Materializing all those rows would waste a lot of space, but we can use a view to simply generate the needed daily rows, only for the required date range, at run time. Those can be put into cache and then referenced by a lookup using equality. The cache will almost certainly be bigger than the size of the source rows, but round trips are really expensive, so we can come out ahead in the end.
Here’s the method
First write a select that joins your date dimension table to your slowly changing dimension, using between logic in the ON clause, to form a distinct row for every dimension member as of each day:
myDates.[Date] AS effectiveDate
INNER JOIN myDates
ON myDates.[Date] BETWEEN myDimension.startDate AND myDimension.endDate
Adjust according to the details of your tables, but just make sure you get one and only one effective row, for every member, for every day. This might be a whole lot of rows, but don’t fear – we won’t ever select all of them.
Next, encapsulate that Select in a view, so that the lookup component in SSIS can pull from the view instead of the underlying dimension table.
Now, in SSIS, it will be important not to attempt to pull all the rows for all dates from this view. Instead, add logic to the fact-loading package that can, as a preliminary step, fetch the minimum and maximum dates from your incoming/staged fact data and put those dates into variables. We will use those to limit the range selected from the view.
Define the required cache transform and cache connection to pull rows from this new view into a lookup cache. In that setup, be sure to use a parameterized query that can fetch and cache only the rows from the expanded dimension view that correspond to the date range from the oldest to the newest fact row, which we now should have available in variables. In a nightly loading scenario, this might ideally be just one day, which means you’ll get one “copy” of all effective members from the dimension. If the facts are for two days or a week, then you might get two or seven times the number of dimension members, one set for each day. (For long date ranges, this technique is a bad idea.)
Last, go into the fact loading logic proper, and you can change the lookup component from fetching from the base table to fetching from the cached rows. Voila!
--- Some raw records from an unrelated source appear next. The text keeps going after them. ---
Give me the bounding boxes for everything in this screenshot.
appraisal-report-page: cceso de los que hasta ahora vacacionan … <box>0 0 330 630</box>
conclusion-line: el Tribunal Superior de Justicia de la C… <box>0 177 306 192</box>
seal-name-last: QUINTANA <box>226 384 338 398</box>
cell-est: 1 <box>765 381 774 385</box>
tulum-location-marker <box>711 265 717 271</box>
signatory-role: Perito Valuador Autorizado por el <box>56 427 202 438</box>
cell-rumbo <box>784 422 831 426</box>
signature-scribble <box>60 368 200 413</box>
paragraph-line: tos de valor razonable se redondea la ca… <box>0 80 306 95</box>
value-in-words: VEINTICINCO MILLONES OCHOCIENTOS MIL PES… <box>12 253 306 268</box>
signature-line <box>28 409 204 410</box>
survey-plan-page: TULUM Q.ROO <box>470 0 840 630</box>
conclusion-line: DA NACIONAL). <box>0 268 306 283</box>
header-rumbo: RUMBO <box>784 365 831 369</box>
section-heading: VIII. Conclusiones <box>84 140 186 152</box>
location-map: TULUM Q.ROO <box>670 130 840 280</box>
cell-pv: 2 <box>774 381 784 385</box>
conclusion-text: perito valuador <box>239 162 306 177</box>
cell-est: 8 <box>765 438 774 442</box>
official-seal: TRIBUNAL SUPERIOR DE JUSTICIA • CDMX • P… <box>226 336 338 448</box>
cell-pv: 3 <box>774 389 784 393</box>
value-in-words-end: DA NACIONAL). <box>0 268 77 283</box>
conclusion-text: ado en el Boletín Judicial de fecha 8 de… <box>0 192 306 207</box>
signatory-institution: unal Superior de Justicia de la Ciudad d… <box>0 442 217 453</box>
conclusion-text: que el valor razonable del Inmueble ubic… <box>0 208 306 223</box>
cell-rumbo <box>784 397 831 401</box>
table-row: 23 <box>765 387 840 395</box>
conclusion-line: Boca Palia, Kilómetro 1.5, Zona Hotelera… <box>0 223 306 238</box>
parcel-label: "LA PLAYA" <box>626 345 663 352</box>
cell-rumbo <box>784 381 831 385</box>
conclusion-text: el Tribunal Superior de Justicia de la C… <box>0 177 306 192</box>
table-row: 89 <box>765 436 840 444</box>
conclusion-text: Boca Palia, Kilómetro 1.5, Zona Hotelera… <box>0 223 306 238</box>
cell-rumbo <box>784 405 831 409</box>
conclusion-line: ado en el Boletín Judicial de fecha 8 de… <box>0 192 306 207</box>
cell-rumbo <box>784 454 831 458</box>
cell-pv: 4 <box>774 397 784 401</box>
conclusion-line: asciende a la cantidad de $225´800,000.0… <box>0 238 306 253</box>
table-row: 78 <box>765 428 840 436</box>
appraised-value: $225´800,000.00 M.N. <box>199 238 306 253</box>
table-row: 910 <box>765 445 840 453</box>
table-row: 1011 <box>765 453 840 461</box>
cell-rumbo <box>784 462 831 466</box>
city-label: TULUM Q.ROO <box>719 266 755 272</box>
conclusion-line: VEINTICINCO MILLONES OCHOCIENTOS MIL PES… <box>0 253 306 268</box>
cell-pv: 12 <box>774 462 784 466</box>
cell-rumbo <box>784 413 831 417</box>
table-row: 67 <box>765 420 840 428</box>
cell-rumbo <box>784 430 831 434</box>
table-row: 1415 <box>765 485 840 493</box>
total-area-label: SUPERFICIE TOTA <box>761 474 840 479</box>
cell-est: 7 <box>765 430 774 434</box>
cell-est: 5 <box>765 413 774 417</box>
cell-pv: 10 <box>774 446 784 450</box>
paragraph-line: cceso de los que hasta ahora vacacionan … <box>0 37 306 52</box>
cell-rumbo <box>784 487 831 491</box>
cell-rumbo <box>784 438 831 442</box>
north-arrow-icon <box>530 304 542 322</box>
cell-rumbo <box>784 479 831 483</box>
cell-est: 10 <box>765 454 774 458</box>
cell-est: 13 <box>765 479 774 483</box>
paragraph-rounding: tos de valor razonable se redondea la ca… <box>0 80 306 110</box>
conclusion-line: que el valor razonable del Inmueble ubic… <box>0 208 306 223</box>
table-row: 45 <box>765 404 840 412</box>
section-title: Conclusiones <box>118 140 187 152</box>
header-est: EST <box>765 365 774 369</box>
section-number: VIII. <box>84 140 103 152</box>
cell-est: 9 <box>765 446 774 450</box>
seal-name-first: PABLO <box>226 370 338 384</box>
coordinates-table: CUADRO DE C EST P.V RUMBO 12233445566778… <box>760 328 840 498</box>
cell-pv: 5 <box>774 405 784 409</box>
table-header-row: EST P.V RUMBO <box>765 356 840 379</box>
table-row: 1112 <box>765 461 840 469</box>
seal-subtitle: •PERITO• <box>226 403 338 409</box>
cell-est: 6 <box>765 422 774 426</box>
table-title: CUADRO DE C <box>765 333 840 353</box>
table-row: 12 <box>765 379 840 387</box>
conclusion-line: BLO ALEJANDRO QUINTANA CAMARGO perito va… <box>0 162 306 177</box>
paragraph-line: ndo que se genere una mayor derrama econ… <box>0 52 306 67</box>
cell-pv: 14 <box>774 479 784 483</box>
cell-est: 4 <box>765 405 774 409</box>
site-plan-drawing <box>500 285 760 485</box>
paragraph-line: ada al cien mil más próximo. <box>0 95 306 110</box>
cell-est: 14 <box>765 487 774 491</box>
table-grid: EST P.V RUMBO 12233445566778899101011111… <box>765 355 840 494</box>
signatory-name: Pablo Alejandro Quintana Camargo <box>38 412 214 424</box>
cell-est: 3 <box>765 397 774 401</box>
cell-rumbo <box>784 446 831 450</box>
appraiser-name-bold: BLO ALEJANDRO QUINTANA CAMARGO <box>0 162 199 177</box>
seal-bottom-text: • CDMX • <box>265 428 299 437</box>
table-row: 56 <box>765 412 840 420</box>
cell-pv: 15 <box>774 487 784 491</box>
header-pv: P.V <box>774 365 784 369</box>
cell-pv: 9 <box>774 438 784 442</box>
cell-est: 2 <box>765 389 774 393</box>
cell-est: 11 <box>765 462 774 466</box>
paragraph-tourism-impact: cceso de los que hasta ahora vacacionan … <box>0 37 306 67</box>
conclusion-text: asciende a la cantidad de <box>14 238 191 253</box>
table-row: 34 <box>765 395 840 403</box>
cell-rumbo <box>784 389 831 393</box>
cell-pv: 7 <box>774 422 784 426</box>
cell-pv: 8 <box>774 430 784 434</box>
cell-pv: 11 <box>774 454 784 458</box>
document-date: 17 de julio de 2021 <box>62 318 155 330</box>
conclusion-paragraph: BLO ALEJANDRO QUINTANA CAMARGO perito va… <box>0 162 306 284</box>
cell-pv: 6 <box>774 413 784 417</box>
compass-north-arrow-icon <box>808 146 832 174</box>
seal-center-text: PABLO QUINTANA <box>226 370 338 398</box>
So, like everything, there are tradeoffs here. For loading a single day’s facts, this is highly likely to be faster than the alternative, because we save (number of facts) round trips to the server at run time, and trade that for one visit to fill the cache. Also, we can, probably, get a nice, fast set-based operation to produce all those rows in one pass. However, as the range of dates in the loaded facts grows, then the advantage of this method probably goes down, because we have to “fabricate” so many extra dimension rows using the view, and those all take memory, network bandwidth, and so on.